Now is not the time for a detailed critique of the group's report nor of its work programme for the months to come, but two linked findings are of particular importance. The first is that, allowing for some exceptions in the detail, the current compulsory purchase order framework is essentially sound and does not need reinventing in its entirety. The second is that the system is not always operated "efficiently, effectively or fairly"--a consequence, the group believes, of the infrequency with which the powers have been used in recent years. To put matters right, the group recommended--we have been quick to act on that recommendation--that a compulsory purchase guidance and best practice manual be devised, guiding acquiring authorities through all the twists and turns of the process. I might add that this apparently modest initiative has been widely welcomed, even by some authorities that view themselves as highly competent in that area.

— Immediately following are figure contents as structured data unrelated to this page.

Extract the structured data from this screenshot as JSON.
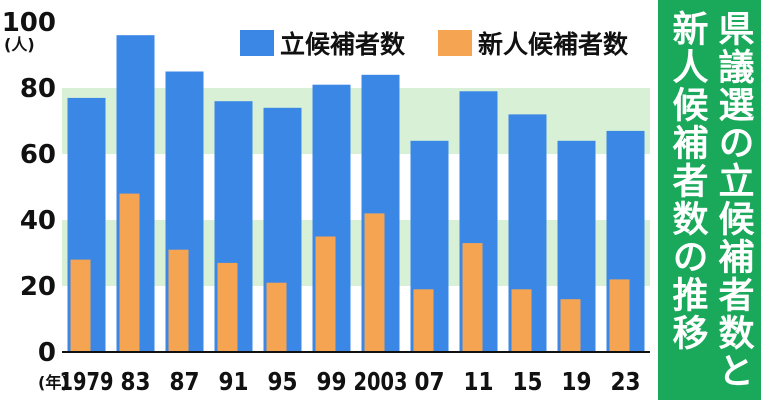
{
  "title": "県議選の立候補者数と\n新人候補者数の推移",
  "colors": {
    "total": "#3a87e6",
    "new": "#f5a552",
    "band": "#d8f1d6",
    "title_bg": "#1aa85a"
  },
  "chart_data": {
    "type": "bar",
    "title": "県議選の立候補者数と\n新人候補者数の推移",
    "categories": [
      "1979",
      "83",
      "87",
      "91",
      "95",
      "99",
      "2003",
      "07",
      "11",
      "15",
      "19",
      "23"
    ],
    "series": [
      {
        "name": "立候補者数",
        "values": [
          77,
          96,
          85,
          76,
          74,
          81,
          84,
          64,
          79,
          72,
          64,
          67
        ]
      },
      {
        "name": "新人候補者数",
        "values": [
          28,
          48,
          31,
          27,
          21,
          35,
          42,
          19,
          33,
          19,
          16,
          22
        ]
      }
    ],
    "ylim": [
      0,
      100
    ],
    "yticks": [
      "0",
      "20",
      "40",
      "60",
      "80",
      "100"
    ],
    "y_unit": "(人)",
    "x_unit": "(年)",
    "grid": "alternating horizontal bands",
    "legend_position": "top-right"
  }
}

I have given the House a brief overview to demonstrate that we recognise that the current system of compulsory purchase and compensation is widely perceived to be deficient, and that we are actually doing something about it. I have also sought to show that there are no simple solutions to any of the problems--or, at least, that what are sometimes presented as simple solutions are, as often as not, fiercely resisted by those whose perspectives differ.
The hon. Lady she spoke at length about the electricity pylons in the Vale of York. She will doubtless appreciate that had that featured in the title of the debate, my hon. Friend the Minister for Small Firms, Trade and Industry would probably have responded, as he is in a far better
position than I am to give a detailed answer on matters relating to wayleaves and electricity. I shall try to give as helpful a response as I can, albeit from a less authoritative position than my hon. Friend.
Miss McIntosh:
May I put on record the fact that I had a detailed conversation with the Minister's office about the nature of the debate this evening, so I am slightly stunned by that remark?
Mr. Raynsford:
As the hon. Lady will recognise, the choice of Minister to respond to the debate had already been made by that time, because the title of the debate related to compulsory purchase and compensation, without reference to electricity. As we established in a previous debate, responsibility under the Electricity Act 1989 lies with the Department of Trade and Industry.
The hon. Lady spoke about the National Grid Company's proposed electric line from Lackenby, in Cleveland, via Picton to Shipton in North Yorkshire--the North Yorkshire line. An electricity company usually obtains access rights to install a line over or under a particular piece of land by obtaining either a wayleave or a permanent easement from the landowner. If the company is unable to obtain such agreements voluntarily, it may apply to the Secretary of State for Trade and Industry for the grant of a compulsory wayleave, or to confirm a compulsory purchase order in respect of the required access rights.
In 1994 and 1995, the National Grid applied to the Secretary of State for the grant of a number of compulsory wayleaves to authorise it to install its proposed North Yorkshire overhead line. Following hearings into the applications, most of the wayleaves applied for were granted in March 1998. Since the Secretary of State's decisions on these matters, further wayleave applications have been confirmed relating to various sites along the route of the power line.
I know that the hon. Lady has written to DTI Ministers on several occasions on the subject of compensation and access rights granted under a compulsory wayleave. As she will now know, the Secretary of State has no powers to prescribe any financial conditions in any wayleaves that he grants.